A meeting of the SADC Organ on Defence, Politics and Security Co-operation in Luanda, Angola last week said new elections should be held within the next 12 months.
However, responding to a question in Parliament Wednesday, Mutambara said the country could hold elections this year.
Mutambara explained that SADC had outlined that there was need to agree on outstanding issues stalling the drafting of the new constitution.
"It is possible to have elections this year according to SADC," he said, adding,
"Our GPA allows us that if we reach a deadlock and its no longer workable then we have no choice we can have elections without a new constitution and the reforms. It is very likely.
“The other scenario is that we can actually do an analysis of what needs to be done and maybe agree that it will take us 13 months, which will take us to June 2013, which is when this Parliament expires because that is when the President was sworn in, the ultimate deadline is June 30, 2013."

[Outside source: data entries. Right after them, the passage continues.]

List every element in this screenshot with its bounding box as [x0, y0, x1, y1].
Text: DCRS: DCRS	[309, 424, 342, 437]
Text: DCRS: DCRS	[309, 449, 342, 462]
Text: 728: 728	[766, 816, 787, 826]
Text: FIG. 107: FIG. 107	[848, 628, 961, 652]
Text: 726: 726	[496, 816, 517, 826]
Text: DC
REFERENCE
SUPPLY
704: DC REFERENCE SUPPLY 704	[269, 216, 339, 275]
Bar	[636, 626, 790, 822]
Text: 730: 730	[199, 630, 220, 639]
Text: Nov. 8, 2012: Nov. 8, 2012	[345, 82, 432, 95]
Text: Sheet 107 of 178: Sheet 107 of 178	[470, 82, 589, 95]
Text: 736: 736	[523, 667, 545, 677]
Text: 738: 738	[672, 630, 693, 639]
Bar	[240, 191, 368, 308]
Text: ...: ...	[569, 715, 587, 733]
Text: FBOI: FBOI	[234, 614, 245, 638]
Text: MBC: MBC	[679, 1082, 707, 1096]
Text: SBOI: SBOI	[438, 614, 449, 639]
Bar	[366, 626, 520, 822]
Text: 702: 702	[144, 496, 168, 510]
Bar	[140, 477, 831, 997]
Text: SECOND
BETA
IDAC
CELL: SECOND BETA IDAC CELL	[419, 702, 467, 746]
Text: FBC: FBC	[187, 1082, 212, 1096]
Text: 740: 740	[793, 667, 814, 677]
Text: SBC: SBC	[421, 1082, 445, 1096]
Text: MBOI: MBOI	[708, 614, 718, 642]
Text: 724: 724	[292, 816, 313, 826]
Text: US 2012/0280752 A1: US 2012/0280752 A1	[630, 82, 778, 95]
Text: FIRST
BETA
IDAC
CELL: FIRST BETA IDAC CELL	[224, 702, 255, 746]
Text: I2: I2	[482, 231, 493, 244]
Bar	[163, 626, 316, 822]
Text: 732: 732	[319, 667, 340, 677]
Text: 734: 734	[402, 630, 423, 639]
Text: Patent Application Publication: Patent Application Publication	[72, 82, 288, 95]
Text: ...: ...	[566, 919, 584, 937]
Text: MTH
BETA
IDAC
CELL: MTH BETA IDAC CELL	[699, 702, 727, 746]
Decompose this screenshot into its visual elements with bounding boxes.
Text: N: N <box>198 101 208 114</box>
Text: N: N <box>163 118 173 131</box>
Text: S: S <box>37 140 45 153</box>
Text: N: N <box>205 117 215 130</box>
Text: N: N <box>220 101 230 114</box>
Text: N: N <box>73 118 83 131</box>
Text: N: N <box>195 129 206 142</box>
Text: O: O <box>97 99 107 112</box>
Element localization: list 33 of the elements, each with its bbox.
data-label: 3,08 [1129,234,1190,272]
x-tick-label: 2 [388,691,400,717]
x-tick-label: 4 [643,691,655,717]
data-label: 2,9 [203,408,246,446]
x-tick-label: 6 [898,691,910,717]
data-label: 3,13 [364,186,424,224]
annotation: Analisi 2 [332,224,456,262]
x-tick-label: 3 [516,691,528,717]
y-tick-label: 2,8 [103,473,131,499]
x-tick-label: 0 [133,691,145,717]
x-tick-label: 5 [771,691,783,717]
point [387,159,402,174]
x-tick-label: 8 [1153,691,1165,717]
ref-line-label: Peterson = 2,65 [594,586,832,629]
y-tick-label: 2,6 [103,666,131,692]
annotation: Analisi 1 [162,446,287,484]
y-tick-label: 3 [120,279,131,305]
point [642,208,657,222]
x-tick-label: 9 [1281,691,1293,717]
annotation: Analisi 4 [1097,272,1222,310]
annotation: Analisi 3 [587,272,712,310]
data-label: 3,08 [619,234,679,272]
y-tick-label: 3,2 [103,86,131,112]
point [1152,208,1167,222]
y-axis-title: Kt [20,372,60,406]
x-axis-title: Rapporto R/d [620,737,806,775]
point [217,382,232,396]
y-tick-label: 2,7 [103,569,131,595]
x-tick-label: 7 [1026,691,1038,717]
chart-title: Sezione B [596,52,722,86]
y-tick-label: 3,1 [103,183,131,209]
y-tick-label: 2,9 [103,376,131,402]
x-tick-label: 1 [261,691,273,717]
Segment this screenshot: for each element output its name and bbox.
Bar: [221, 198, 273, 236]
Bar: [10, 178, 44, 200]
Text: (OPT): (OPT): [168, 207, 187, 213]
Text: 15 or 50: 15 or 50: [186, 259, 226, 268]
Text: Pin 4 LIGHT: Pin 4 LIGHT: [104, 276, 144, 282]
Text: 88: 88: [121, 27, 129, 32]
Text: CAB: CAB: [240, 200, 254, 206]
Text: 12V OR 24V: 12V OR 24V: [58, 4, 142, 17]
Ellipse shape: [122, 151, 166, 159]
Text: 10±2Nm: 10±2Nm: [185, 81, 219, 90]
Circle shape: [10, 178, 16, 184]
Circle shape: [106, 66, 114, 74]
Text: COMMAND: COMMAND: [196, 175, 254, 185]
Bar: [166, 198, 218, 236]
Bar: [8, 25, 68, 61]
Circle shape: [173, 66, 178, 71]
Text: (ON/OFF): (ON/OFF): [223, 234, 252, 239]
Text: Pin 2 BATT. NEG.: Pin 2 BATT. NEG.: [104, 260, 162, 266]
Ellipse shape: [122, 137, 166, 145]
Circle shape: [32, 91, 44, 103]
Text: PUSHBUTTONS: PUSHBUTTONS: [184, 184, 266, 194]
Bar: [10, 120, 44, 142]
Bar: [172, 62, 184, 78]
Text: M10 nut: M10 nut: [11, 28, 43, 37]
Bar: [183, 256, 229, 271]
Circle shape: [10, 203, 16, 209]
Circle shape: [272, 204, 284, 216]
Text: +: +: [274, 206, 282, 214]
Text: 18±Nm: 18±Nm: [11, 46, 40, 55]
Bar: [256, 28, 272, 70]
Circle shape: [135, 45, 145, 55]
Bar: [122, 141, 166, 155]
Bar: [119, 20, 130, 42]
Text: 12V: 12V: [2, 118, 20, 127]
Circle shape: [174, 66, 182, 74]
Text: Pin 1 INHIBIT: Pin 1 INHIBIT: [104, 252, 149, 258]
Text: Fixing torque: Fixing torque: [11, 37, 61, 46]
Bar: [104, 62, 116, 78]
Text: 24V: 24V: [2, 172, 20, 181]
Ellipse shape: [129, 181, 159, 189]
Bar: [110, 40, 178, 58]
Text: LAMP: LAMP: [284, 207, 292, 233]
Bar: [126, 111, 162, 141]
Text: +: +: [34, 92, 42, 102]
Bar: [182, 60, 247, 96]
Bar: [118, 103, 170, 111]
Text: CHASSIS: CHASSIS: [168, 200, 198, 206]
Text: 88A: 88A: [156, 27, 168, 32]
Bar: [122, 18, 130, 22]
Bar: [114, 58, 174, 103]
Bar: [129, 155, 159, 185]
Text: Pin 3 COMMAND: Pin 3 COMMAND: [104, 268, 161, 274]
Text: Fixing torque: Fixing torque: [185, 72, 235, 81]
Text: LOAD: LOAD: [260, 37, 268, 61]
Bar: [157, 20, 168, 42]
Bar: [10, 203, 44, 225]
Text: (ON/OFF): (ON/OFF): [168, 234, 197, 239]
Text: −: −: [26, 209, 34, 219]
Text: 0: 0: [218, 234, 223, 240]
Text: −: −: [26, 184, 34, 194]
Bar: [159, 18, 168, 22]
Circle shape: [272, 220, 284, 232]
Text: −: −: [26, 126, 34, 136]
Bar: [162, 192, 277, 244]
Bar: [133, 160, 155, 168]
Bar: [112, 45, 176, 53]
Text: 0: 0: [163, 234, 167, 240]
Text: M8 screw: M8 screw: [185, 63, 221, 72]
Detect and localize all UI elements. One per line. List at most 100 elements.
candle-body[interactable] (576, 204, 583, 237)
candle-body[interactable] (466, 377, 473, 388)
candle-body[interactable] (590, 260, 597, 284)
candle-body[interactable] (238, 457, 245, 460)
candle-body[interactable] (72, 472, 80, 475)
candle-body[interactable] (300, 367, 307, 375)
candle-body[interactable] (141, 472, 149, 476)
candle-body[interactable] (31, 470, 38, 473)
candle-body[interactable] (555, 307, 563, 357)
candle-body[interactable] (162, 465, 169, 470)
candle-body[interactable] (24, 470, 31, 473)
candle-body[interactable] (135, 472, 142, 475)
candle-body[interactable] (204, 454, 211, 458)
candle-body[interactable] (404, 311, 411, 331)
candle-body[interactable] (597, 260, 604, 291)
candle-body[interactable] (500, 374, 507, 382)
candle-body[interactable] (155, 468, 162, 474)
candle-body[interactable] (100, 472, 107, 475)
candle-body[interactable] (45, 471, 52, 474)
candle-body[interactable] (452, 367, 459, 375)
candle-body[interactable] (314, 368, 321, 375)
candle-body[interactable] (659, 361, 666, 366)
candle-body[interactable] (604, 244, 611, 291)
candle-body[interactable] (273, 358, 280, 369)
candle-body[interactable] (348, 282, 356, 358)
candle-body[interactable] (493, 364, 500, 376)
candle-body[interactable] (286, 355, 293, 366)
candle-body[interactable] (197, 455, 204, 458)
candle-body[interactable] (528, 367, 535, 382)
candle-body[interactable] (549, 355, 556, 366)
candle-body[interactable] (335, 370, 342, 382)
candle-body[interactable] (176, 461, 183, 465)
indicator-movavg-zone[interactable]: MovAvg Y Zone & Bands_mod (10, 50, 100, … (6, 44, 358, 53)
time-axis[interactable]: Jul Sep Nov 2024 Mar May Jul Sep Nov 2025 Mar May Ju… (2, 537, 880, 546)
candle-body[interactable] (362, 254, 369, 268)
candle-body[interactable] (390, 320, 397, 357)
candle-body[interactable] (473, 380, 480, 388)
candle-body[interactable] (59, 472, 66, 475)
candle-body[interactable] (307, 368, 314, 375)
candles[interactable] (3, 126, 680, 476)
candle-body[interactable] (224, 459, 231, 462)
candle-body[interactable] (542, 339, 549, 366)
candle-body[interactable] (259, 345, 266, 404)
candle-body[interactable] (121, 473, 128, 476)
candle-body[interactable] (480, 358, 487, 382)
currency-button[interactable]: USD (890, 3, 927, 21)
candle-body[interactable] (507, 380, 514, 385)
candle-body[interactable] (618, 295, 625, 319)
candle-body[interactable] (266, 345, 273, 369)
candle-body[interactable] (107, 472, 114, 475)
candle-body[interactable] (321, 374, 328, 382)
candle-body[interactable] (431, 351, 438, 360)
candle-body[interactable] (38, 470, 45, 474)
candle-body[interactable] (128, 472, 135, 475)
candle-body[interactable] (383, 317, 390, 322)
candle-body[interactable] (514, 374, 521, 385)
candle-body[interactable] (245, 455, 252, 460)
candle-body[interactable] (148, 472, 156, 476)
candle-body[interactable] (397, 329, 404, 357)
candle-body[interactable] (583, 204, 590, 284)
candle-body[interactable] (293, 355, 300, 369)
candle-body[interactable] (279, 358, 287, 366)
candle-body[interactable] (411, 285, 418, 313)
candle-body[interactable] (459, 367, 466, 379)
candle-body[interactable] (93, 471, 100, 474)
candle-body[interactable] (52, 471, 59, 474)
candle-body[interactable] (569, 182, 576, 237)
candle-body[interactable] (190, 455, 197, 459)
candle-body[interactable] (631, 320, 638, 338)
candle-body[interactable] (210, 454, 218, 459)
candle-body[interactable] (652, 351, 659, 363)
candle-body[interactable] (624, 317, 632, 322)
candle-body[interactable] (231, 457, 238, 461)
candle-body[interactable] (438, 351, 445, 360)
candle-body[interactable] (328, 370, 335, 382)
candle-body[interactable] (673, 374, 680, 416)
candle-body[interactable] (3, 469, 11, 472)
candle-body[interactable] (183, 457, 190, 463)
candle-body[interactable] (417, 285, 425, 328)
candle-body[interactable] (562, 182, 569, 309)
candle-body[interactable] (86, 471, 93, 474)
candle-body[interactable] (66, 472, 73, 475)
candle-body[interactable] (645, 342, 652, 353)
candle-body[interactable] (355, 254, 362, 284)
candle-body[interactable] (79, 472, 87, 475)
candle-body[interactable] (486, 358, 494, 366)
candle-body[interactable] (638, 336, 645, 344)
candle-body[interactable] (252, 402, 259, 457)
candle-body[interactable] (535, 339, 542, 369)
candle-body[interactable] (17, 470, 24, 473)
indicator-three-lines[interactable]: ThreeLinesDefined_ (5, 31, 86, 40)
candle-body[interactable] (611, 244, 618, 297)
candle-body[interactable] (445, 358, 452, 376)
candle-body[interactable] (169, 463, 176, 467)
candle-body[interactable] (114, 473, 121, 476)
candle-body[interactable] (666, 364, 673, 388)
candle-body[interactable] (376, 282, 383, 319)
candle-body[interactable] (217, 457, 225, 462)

Mutambara however, said it would be ideal for the country to hold elections with a new Constitution adding there was need for COPAC to "get their act together."
"Copac Select Committee must get its act together, the Management Committee must get their act together," he said.
“If we want reforms before the elections, we have to stop this dilly dallying. This House should also pass Bills, the Human Rights and the Electoral Amendment Bills, so we should get those done if we want reforms."
He said with the current delays in producing the draft Constitution the term of the current Parliament might expire without the new supreme law in place.
Mutambara also underscored the need to refrain from political violence as the nation edges towards the next polls.
"As you are now all aware there is now talk of elections but it does not make sense for us to envisage having a free and fair election when our people are violent to each other.
"You cannot legislate values and culture. These things must be built into the people to make sure that they are not violent," said Mutambara.